This is an extension to Partial differential equations by Lawrence C. Evans, page 291, Q15.
Fix $\alpha > 0$, $U$ is a bounded open connected set with smooth boundary. Show that there exists some constant $C$ such that $\forall u \in W^{1, p}(U)$ with trace $Tu = 0$ on a relatively open $\Gamma\subset\partial U$ with $\mathcal{H}^{n-1}(\Gamma)\ge \alpha$, $$\|u\|_{L^p(U)} \le C \|\nabla u\|_{L^p(U)}$$ [$\mathcal {H}^{n-1}$ is the $(n-1)$-dimensional measure on $\partial U$.]
The original question solution uses Poincare inequality, and I think this extension also uses Poincare inequality. Basically, the value of the integral of $u$ is bounded by its average value plus its oscillation, and the oscillation is bounded by its derivative through Poincare inequality. Then it remains to bound the average value of $u$ by its derivative.
Since $u$ is anchored at $0$ on $\Gamma$, the average value of $u$ can't deviate too far from zero without causing a big derivative. But how to turn this quantitative is hard.
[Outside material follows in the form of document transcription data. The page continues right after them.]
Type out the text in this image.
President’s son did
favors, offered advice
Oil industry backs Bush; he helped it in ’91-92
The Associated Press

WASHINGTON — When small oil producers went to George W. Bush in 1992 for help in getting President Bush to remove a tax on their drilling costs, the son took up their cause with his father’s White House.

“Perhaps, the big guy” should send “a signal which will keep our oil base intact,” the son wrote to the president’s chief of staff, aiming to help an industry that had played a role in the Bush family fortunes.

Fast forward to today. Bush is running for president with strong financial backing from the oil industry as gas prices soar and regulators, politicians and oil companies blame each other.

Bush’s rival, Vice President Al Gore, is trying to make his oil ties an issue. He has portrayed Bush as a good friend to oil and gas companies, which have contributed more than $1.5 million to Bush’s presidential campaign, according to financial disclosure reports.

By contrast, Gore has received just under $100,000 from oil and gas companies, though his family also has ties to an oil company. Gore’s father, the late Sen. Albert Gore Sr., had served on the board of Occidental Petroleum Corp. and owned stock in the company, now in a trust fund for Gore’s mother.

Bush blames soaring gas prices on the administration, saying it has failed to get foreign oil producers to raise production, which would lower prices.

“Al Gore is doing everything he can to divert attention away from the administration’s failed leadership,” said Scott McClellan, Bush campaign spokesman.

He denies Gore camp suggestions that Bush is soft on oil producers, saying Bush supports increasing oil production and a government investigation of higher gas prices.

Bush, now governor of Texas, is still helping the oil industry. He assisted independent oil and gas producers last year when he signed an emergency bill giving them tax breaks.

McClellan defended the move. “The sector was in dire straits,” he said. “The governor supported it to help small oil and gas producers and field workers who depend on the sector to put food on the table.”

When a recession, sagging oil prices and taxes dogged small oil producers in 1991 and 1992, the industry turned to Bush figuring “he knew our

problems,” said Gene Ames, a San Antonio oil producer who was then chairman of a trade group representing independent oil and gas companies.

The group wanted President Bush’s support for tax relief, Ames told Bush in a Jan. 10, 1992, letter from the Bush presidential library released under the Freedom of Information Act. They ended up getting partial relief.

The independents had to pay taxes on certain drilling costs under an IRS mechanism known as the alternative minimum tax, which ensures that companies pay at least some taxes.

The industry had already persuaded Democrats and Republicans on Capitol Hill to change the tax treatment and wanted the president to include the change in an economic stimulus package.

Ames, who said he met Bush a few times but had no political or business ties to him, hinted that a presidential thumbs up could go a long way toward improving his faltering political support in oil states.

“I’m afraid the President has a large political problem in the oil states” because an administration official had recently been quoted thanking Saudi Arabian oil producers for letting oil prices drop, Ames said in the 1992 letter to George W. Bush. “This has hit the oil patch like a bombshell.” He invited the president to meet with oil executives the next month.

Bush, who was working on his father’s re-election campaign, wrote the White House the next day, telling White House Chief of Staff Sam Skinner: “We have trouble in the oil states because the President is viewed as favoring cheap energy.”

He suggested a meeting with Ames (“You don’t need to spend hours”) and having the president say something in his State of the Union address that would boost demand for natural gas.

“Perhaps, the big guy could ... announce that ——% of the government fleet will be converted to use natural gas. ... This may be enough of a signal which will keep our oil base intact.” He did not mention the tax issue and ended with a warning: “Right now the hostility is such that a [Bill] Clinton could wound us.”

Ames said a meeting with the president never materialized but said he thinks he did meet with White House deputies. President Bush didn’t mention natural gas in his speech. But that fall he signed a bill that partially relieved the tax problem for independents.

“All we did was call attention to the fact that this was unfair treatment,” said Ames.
By mimicking the solution to the original question, I have found that, letting $T: W^{1,p}(U) \rightarrow L^p(\partial U)$ be the bounded trace operator.
$$\|Tu\|_{L^p(\partial U)} \le C\|\nabla(Tu)\|_{L^p(\partial U)}$$
This does not help though, since taking the trace gives the wrong direction for the inequality
$$ \|Tu\|_{L^p(\partial U)} \le C\|u\|_{W^{1,p}(U)}$$
when I really need to bound $\|u\|_{W^{1,p}(U)}$ from above.